Observing her last December, playing conga drums, in the studio with master drummers Karl McLeod and Sly Dunbar on traps, Karl Messado and Bongo Herman on kete, Putus repeater and Bro Royo bass drum, supporting the legendary Larry McDonald on congas and various drums, was seeing one with a complete understanding of the dynamics that swirl around musical genres, cultural difference, and social complexities. Counter-stating the rhythm on one session, she then introduced into the mix a series of beats traded across musical lines, and by example, she "elevated the quality of collective creation, upping the ante for every musician in the ensemble". [Crouch: p, 79]. The poetic density captured in those exchanges owed as much to Whylie's fertile imagination and bold initiative as much as the willingness of the musicians, all admirers of her creative genius, to be lead into improvisations that masterfully coloured the already breathtaking melodicism and powerful rhythmic complexity of the piece.

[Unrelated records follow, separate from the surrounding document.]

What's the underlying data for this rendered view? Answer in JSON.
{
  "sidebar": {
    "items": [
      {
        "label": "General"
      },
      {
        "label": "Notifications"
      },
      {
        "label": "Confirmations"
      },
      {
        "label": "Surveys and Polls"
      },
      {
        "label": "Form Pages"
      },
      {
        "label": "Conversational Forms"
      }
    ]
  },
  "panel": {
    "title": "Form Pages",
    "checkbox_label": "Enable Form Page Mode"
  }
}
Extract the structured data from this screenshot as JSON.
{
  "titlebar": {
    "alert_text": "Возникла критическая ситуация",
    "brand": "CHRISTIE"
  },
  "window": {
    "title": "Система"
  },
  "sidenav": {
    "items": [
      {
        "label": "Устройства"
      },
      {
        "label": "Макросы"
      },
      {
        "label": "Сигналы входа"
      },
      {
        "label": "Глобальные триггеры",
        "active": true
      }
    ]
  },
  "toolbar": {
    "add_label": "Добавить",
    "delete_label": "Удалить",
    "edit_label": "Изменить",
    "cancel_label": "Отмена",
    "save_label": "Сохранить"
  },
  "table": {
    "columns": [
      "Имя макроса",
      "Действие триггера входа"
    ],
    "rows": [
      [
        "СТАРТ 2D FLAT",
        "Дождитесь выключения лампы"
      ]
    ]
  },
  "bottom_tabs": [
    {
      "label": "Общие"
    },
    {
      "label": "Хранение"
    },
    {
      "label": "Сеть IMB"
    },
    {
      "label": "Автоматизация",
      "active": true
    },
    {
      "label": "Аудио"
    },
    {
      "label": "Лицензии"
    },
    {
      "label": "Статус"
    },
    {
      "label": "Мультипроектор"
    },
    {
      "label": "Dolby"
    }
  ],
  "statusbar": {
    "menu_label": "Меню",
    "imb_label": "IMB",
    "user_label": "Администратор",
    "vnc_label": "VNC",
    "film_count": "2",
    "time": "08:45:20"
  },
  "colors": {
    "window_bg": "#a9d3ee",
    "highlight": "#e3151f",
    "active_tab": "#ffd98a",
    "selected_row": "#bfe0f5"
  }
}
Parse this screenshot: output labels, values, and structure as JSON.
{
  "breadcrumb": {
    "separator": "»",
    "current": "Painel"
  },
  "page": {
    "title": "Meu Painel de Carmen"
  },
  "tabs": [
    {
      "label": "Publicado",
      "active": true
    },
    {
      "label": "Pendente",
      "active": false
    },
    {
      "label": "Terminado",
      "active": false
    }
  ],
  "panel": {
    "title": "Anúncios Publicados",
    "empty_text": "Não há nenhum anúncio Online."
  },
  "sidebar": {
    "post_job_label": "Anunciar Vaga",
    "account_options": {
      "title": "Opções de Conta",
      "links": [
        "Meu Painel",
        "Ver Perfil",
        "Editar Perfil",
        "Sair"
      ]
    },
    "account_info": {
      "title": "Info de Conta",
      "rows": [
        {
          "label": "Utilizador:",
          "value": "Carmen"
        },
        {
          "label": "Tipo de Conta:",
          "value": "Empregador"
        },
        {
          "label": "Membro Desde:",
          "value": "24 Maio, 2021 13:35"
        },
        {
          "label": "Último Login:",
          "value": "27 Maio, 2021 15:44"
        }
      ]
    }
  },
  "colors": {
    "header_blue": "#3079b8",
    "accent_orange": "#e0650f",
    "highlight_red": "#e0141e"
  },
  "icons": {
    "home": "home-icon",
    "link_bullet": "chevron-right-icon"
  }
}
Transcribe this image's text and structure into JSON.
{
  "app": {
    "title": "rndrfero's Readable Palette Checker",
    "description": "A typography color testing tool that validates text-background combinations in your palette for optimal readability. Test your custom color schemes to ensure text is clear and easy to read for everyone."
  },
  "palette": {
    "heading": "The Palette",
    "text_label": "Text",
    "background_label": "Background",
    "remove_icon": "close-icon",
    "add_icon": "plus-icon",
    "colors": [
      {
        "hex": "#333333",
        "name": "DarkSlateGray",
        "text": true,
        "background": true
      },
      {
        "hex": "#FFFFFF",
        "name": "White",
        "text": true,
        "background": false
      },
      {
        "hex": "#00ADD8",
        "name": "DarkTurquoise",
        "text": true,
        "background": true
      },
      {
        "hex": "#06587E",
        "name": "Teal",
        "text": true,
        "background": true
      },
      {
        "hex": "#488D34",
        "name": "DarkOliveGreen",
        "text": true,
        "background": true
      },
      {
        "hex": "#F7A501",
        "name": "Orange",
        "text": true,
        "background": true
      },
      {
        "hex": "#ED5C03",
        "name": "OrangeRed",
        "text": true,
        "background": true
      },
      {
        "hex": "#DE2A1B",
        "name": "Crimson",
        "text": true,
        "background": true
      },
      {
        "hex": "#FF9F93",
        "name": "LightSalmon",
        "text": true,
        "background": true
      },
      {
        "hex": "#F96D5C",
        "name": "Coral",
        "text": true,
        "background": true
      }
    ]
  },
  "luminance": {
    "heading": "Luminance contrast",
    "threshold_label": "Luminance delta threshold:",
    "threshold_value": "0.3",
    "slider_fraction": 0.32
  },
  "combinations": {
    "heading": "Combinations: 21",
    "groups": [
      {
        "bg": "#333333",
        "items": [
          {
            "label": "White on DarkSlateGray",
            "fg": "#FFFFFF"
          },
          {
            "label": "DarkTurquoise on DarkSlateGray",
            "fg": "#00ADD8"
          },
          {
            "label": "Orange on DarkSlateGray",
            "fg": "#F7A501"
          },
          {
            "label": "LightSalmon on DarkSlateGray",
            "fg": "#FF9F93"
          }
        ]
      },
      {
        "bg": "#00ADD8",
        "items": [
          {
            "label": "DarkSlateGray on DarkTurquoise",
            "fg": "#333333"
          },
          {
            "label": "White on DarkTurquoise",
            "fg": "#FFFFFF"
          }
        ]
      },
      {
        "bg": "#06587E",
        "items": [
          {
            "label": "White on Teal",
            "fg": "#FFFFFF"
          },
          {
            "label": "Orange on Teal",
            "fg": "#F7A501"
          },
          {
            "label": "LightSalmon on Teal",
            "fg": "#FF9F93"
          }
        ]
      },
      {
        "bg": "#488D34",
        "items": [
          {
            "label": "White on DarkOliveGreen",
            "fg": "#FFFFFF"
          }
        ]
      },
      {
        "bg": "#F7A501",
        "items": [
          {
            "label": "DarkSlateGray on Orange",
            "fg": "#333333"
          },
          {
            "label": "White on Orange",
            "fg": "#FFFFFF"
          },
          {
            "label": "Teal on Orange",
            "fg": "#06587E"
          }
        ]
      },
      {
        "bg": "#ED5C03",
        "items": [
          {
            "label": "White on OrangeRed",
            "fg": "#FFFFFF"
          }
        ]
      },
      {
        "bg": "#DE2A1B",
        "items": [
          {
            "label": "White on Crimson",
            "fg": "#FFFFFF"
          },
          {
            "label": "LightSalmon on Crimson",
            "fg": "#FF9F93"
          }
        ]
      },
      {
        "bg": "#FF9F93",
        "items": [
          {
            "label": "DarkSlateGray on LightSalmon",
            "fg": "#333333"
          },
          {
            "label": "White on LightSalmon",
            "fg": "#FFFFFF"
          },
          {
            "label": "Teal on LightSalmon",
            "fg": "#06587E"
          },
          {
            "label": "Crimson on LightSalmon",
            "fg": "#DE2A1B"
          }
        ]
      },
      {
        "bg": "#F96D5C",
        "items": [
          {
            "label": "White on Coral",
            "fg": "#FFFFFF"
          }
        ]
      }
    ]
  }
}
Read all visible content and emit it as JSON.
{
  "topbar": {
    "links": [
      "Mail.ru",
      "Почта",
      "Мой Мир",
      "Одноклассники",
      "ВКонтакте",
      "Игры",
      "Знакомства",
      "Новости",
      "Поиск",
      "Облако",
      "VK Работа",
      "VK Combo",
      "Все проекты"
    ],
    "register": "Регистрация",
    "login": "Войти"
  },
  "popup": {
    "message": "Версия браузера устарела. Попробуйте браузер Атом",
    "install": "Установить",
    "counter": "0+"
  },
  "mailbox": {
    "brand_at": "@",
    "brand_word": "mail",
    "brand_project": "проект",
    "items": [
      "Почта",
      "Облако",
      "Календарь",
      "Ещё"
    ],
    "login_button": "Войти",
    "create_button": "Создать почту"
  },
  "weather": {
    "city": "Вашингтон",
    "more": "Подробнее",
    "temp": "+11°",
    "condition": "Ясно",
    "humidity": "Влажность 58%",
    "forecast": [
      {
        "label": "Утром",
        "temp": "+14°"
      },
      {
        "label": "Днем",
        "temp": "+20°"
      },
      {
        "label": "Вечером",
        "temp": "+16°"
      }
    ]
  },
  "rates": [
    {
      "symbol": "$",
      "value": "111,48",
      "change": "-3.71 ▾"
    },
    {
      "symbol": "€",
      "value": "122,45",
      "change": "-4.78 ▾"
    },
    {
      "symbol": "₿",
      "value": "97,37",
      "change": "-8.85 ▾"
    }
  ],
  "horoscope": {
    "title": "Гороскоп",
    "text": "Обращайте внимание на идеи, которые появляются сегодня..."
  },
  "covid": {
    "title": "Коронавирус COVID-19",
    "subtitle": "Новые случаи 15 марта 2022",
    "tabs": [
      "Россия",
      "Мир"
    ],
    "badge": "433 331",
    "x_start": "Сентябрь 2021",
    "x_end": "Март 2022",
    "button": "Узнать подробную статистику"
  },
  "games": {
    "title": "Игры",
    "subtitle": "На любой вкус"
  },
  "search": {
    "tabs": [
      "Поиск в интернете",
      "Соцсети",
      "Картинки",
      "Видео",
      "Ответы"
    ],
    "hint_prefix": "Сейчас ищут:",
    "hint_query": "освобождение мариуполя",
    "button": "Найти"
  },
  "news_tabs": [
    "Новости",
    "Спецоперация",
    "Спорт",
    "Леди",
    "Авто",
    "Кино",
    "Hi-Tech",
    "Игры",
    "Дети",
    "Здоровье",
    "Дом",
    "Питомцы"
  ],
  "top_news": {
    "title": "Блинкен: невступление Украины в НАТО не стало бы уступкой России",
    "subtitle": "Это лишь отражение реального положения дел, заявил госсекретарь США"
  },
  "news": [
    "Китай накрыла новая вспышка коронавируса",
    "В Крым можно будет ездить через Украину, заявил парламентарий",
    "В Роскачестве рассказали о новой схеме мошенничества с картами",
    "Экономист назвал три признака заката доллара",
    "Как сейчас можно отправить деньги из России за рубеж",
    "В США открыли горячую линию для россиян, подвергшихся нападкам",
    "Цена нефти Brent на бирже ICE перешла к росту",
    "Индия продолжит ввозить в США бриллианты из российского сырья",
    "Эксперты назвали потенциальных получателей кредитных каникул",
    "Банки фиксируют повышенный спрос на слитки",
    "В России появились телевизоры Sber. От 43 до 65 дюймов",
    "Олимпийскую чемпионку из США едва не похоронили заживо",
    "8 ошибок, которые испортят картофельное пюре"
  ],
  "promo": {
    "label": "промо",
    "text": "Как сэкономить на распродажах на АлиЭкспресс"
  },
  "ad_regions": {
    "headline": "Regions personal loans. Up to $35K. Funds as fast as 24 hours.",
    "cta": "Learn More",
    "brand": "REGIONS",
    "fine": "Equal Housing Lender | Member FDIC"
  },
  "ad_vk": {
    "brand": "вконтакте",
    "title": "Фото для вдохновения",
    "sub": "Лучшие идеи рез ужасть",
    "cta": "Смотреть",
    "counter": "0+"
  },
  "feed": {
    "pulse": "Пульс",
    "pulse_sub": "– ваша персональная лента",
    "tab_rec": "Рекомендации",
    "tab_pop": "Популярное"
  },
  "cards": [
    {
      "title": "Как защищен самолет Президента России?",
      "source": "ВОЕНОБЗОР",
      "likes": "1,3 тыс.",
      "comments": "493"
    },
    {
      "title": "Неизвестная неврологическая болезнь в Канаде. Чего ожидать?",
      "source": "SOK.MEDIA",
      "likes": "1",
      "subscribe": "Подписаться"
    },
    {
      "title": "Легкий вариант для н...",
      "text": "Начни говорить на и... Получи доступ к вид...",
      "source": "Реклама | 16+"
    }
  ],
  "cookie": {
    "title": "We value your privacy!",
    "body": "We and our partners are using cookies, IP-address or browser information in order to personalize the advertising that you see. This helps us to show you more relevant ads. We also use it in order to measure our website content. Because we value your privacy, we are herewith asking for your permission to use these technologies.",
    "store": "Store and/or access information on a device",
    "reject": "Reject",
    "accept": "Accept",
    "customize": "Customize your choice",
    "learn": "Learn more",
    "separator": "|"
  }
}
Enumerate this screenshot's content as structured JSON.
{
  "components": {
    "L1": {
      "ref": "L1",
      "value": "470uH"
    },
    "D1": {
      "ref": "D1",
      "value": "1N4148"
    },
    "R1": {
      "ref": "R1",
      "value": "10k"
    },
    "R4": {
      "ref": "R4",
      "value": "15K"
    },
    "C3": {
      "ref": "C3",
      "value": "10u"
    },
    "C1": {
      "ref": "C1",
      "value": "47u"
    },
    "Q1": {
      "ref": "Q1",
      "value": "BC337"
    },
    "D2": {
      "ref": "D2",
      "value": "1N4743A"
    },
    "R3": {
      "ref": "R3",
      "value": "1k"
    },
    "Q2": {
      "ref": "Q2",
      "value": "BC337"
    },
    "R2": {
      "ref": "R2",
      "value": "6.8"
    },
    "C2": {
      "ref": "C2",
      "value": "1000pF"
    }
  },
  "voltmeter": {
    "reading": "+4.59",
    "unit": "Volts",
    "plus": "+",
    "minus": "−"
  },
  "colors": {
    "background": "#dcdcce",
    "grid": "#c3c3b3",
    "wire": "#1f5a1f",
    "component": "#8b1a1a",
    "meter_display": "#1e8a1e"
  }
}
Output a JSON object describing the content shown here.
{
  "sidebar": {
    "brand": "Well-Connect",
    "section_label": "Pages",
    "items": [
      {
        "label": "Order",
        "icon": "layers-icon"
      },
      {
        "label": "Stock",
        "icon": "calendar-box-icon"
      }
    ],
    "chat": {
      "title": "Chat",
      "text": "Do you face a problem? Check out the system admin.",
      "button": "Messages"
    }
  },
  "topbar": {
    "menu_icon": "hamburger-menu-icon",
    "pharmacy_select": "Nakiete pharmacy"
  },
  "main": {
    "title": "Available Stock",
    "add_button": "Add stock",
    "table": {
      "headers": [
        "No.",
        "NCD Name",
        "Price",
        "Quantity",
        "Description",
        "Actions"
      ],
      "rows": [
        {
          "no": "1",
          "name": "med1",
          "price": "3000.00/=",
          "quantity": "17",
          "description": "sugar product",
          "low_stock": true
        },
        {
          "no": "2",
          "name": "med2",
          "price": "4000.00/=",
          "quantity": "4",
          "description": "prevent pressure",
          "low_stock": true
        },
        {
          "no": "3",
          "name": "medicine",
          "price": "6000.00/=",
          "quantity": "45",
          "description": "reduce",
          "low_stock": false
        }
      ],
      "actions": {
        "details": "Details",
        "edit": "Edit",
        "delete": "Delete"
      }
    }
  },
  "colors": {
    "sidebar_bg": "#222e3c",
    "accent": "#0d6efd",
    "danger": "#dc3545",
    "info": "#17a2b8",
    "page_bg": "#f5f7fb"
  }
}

At the piano, her main instrument, Whylie performs primarily as a jazz musician. She does this with all the elegance, melodic invention, buoyant rhythmic current and a harmonic understanding befitting her conservatory education.

Performance after performance her playing leads to creative discovery only jazz can provide. Her solos, especially when the bass and drums lay out, are like etudes that reveal not only her technical ability, but also the artistic merit on which improvisation pivots. This is so because only jazz allows players of Miss Whylie's calibre to reinvent new ways to express familiar information, or information we thought we knew. In her soul, the iconic nature of jazz has been absorbed, reinterpreted, and replayed within a Caribbean context giving it new social meanings, at the same time allowing the adaptation to reflect the influence of its model. It's done as if it were a barometer that measures the mood and value of her appropriation against the established canon. The impulse that drives her reconfiguration lies with her understanding of jazz as classic American music, but that at its base were Caribbean models located on the ground in New Orleans that first provided it with cultural impact. And these models were not without dance, a discipline that is second nature for the NDTC musical director and which was a primary resource for jazz at its infancy.

A disappearing generation

For those who know, or those in the know, Marjorie Whylie represents a disappearing generation of musicians who were more than adept at a diverse range of artistic expressions and performances in a musical setting. A few, as she is, were also quite versatile, applying themselves to commentaries on music and the arts, research, providing new information and responding to the lively conversations that animate the art world. Above all, however, Miss Whylie performs music with the Úlan of someone who would have been much more appreciated and celebrated in a world where acknowledgement and reward by organisations, critics, fans and peer alike, is more forthcoming and generous. What we have in this national treasure is an architect of cultural regeneration, creative audacity, and pedagogical distinction in the order of Katherine Dunham, Don Drummond, and Janette Grant Woodham. Her performances reveal diversity, eclecticism and are specifically peer and audience focused. Any performance by Marjorie Whylie promises to be a superb occasion, and for those interested in the highest expression of the creative experience, to attend will be a decision well made, likely without regrets.